The main goal of anti-abortion camp is to overturn Roe v. Wade, the 1973 Supreme Court decision which gave women the right to choose abortion before the third trimester of her pregnancy.  While there has not been full-out victory for them, they have made many gains on the state level:

“Ninety percent of pro-life legislation happens at the states,” said Daniel S. McConchie, vice president for government affairs at Americans United for Life, which opposes abortion. “While Congress is the main focus of attention for so many people in the country, state legislatures have greatest impact on daily lives, and life-related legislation is no exception.

The New York Times reports that 370 abortion regulation bills were introduced in individual states this year, “compared with about 350 in each of the previous five years, and 250 a year in the early 1990s.”  They are in response the Supreme Court’s 2007 decision in Gonzales v. Carhart, which upheld a federal ban on one late-term abortion procedure and gave legislatures greater leeway to restrict abortion.  Elizabeth Nash of the Guttmacher Institute, a pro-abortion rights research organization, predicts that the number of bills passed this year may reach 2005’s high of 34 laws.

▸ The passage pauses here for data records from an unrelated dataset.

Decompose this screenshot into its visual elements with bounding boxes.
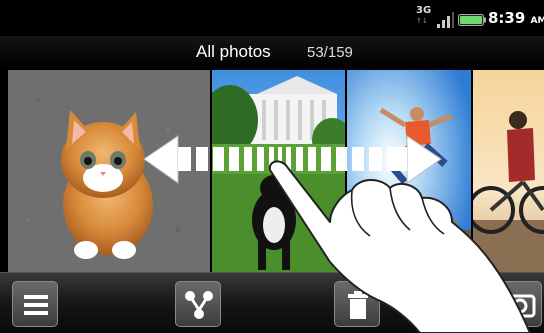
menu-button[interactable] xyxy=(12,281,58,327)
bottom-toolbar xyxy=(0,272,544,333)
delete-button[interactable] xyxy=(334,281,380,327)
signal-bars-icon xyxy=(437,12,454,28)
share-icon xyxy=(185,291,213,319)
camera-button[interactable] xyxy=(496,281,542,327)
status-bar: 3G ↑↓ 8:39 AM xyxy=(0,0,544,36)
battery-icon xyxy=(458,14,486,26)
page-title: All photos xyxy=(196,42,271,61)
photo-jumping-man[interactable] xyxy=(347,70,471,272)
photo-white-house[interactable] xyxy=(212,70,345,272)
gallery-header: All photos 53/159 xyxy=(0,36,544,70)
clock: 8:39 AM xyxy=(488,9,544,27)
share-button[interactable] xyxy=(175,281,221,327)
network-type: 3G ↑↓ xyxy=(416,5,432,26)
camera-icon xyxy=(504,294,536,318)
photo-strip[interactable] xyxy=(0,70,544,272)
photo-cyclist[interactable] xyxy=(473,70,544,272)
trash-icon xyxy=(348,291,368,319)
photo-counter: 53/159 xyxy=(307,44,353,61)
photo-kitten[interactable] xyxy=(8,70,210,272)
menu-icon xyxy=(24,295,48,315)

The effects of state laws (PDF) are not limited to impacting the lives of women living in the individual states which have restrictive laws; they have the potential of impacting the nation, as they set off “court battles that challenge or limit the scope of Roe” and influence other states to pass similar or duplicate laws.  These laws are designed to limit women’s autonomy and take away their ability to make decisions about their own reproduction. In Pennsylvania, groups such as the Women’s Law Project and Pennsylvanians for Choice fight these restrictive laws; it’s important to support these groups’ efforts as much as possible to push against this tide of anti-woman legislation sweeping the nation.